Perusahaan di Ambon Wajib Miliki Struktur Upah

id Ambon
Ambon, 17/5 (Antara Maluku) - Peraturan Pemerintah (PP) Nomor 78 Tahun 2015 tentang Pengupahan mewajibkan setiap perusahaan memiliki stuktur dan skala upah, kata Kepala Dinas Tenaga Kerja Kota Ambon, Godlief Soplait.

Ia mengungkapkan, sesuai struktur dan skala upah, maka setiap perusahaan wajib memperhatikan golongan, jabatan, masa kerja, pendidikan dan kompetensi pekerja/buruh untuk memudahkan pembayaran upah dalam perusahaan.

"Saat ini kita sementara lakukan evaluasi dan monitorong terkait stukrur dan skala upah di seluruh perusahaan yang ada di kota Ambon," katanya, Rabu.

Ia menyatakan, selama ini di Ambon perusahaan besar telah memiliki skala maupun struktur pengupahan, sehingga pembayaran upah karyawan mereka sudah sesuai Upah Minimum Kota (UMK).

"Kita sangat bersyukur karena perusahan dengan skala besar telah terapkan pembayaran upah sesuai UMK, tugas kita kedepan adalah melakukan pengawasan bagi perusaahan yang belum menerapkan," ujarnya.

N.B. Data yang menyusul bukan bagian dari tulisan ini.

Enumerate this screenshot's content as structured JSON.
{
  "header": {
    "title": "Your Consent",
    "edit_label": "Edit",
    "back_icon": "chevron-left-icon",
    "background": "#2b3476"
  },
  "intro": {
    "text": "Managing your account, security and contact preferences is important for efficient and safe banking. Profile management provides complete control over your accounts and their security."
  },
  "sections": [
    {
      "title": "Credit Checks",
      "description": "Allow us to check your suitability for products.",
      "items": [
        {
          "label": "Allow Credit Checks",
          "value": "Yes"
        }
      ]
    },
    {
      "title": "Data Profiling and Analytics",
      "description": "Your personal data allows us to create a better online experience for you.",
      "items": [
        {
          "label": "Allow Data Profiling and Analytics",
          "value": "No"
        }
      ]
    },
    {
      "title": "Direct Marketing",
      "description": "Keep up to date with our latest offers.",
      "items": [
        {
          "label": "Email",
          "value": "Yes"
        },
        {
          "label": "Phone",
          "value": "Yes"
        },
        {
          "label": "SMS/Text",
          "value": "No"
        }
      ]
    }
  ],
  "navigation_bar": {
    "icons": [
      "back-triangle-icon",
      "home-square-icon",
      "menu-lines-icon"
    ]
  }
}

Godlief mengakui, kendala yang dihadapi pihaknya perusahaan dengan skala sedang dan kecil termasuk dengan Usaha Kecil dan Menengah (UKM) belum memiliki skala pengupahan, sehingga belum mampu membayar upah karyawannya sesuai dengan UMK.

Upah Minumum Kota Ambon yang ditetapkan tahun 2017 yakni Rp 2,1 juta per bulan hanya dibayar oleh perusahan besar saja, sedangkan perusahan sedang dan kecil belum.

Perusahaan berskala kecil lanjutnya, tetap menjadi target dari evaluasi dan monitoring terkait dengan struktur dan skala pengupahan.

"Kami sangat berharap seluruh perusahan kecil hingga besar miliki struktur ini sehingga pembayaran upah disesuaikan dengan skala dan struktur dalam jabatan," katanya.

Godlief menambahkan, pihaknya akan memberikan sanksi kepada setiap perusahaan yang belum miliki struktur dan skala pengupahan. Sanksi yang diberikan berupa administrasi mulai dari teguran tertulis, pembatasan kegiatan usaha, penghentian sementara sebagian atau seluruh alat produksi sampai dengan pembekuan kegiatan usaha.

Selain itu, juga akan fokus melakukan evaluasi terhadap setiap perusahaan yang memperkerjakan karyawannya melebihi waktu yang ditetapkan yakni tujuh jam kerja.

"Dalam aturan ini pekerja hanya diberikan waktu kerja selama tujuh jam, jika lebih maka dihitung lembur dan saat pembayaran upah jauh dari harapan," tandas Godlief.